Insisting on the literal interpretation of a religious text can be a shortcut to fanaticism. That's part of the pleasure in To Dust handling an orthodox view so sweetly and personally. Shawn Snyder directs this story of a Hasidic widower obsessing over his late wife physically returning to earth. Believing her spirit (but more likely his own) won't rest until the interred body evacuates this world, Shmuel (Géza Röhrig) enlists the help of a community college professor (Matthew Broderick) to study and quicken her decomposition.

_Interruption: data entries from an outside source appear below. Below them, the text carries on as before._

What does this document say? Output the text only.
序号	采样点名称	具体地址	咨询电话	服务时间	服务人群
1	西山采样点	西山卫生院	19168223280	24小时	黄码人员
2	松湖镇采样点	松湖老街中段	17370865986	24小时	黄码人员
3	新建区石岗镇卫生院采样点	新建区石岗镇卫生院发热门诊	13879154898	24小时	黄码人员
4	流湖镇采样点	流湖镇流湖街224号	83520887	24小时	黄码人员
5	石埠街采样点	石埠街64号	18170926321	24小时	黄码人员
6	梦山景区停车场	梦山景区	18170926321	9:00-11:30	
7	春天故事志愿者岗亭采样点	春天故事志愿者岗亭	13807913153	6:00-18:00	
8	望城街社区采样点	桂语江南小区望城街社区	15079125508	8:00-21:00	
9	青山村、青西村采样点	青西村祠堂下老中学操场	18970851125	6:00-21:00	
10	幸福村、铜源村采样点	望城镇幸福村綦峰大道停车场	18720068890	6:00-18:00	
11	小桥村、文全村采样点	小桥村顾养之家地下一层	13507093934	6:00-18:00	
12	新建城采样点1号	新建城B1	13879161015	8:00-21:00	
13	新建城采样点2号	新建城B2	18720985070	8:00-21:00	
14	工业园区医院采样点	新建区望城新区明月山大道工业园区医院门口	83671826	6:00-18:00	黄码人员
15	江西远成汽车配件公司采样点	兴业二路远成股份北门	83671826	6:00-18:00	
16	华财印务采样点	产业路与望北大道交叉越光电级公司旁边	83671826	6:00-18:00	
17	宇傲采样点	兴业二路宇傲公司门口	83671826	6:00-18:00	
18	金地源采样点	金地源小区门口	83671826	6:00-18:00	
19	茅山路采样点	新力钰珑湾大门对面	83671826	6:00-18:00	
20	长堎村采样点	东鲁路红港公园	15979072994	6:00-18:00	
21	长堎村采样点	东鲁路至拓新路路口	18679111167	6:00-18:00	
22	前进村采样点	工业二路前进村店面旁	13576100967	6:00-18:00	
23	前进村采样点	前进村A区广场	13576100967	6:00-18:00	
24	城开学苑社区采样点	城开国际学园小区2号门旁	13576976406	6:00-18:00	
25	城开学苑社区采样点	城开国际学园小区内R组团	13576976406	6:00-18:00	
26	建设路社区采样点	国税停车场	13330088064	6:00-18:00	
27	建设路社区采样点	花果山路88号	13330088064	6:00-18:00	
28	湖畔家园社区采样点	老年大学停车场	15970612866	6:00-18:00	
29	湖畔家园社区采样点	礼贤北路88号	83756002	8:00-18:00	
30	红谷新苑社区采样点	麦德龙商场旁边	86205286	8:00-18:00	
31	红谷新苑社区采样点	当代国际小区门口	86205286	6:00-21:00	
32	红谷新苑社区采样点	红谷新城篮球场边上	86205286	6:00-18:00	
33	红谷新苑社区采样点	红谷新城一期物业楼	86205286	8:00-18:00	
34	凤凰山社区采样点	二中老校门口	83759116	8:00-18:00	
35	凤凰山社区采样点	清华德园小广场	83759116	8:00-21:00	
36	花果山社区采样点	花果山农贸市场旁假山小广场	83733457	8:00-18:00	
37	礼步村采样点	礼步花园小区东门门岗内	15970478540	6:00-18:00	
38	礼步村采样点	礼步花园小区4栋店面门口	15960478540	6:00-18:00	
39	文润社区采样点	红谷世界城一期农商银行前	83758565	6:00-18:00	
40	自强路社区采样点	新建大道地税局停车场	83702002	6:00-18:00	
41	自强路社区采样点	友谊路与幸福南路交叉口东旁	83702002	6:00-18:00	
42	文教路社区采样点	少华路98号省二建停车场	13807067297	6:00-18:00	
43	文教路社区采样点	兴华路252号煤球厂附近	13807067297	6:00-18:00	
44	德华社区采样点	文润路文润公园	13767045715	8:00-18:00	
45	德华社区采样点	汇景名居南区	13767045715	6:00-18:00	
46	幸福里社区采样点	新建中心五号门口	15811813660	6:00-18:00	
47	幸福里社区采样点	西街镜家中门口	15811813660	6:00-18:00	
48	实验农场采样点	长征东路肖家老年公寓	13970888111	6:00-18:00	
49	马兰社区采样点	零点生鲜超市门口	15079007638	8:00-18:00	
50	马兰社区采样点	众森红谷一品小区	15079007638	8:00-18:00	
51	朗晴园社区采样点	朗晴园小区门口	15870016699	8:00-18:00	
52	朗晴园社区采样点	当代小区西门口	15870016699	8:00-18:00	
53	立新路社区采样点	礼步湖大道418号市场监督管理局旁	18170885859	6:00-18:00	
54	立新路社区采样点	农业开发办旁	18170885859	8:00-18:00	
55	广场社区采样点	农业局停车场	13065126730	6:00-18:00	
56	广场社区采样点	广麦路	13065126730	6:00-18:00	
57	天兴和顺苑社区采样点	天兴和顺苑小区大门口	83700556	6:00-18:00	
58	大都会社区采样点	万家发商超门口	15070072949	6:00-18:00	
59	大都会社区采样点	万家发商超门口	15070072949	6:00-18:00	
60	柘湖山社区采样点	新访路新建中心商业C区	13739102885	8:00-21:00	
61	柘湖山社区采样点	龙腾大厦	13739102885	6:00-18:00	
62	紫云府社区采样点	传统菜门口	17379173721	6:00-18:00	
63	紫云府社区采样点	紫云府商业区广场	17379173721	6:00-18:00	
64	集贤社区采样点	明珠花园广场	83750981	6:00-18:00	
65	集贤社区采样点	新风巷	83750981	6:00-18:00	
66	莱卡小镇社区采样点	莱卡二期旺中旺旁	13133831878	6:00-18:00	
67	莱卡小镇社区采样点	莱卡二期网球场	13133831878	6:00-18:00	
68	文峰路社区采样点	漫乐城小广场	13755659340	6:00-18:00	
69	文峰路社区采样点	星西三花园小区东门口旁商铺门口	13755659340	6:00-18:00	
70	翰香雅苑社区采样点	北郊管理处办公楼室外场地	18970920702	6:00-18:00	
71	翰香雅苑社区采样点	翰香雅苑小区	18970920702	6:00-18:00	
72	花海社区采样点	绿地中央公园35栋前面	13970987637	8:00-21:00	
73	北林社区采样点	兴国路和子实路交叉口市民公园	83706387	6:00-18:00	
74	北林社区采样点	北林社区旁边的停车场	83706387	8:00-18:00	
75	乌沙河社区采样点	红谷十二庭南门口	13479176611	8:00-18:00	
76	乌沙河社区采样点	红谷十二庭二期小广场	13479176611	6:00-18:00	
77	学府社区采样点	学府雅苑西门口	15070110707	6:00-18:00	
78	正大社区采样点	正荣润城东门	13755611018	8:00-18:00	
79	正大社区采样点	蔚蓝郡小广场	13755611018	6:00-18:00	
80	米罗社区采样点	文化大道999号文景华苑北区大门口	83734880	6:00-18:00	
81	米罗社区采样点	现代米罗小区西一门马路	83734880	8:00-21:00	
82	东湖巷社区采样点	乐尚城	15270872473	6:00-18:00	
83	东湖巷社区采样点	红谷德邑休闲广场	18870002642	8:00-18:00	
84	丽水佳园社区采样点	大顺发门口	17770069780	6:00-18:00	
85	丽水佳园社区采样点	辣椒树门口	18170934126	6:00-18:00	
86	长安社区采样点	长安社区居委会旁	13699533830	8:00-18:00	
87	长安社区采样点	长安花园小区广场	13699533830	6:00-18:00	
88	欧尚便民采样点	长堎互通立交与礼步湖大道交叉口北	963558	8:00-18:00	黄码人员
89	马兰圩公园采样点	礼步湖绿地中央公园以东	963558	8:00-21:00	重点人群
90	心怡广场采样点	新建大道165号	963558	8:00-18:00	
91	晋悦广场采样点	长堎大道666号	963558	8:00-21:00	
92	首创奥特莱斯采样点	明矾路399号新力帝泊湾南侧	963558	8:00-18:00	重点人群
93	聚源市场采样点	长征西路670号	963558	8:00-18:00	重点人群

Even if the "why" is deep and bizarre, the "how" in To Dust is a little easy. Broderick slides too neatly into the role of the put-upon, burnout teacher (think his Election character 20 years later). And a hokey buddy dynamic develops around a series of morbid missions and some culture-clash chatter. The Broderick of it all is more like a selling point than a necessity to what's otherwise a Hasidic character study with scant handholding for the audience. When the movie prioritizes drama, Röhrig (who you might know from 2015's Son of Saul) carries the day as a sympathetic believer whose fixation drives him outside his church so he can honor his faith. R. CHANCE SOLEM-PFEIFER. Fox Tower.

Ruben Brandt, Collector

Animator Milorad Krstic's weirdo art-heist movie, released in Europe last year and new to America through distribution by Sony, is by design a hodgepodge—both critically and graphically. The animation is an ambitious mixture of techniques and styles inspired by a myriad of fine artists—one woman, for example, is a three-eyed, two-mouthed Picasso painting. The plot contains wildly divergent threads spinning off in all kinds of directions: spy story, heist movie, pop-psychological portrait, dreamscape simulator, art critique—whatever you can think of, it's in here somewhere. The first half is entertaining, though at times the storyline can feel mushed together. But when the plot really locks in, Ruben Brandt becomes a surprisingly compelling film. A famous psychotherapist and his patients end up stealing artistic masterpieces to help him cure what he believes is the early stages of schizophrenia. Think of it as a messier Spiderman: Into the Spider-Verse for art snobs, with a collision of styles and themes that use the medium of digital animation to do the unexpected onscreen. R. CORBIN SMITH. Living Room.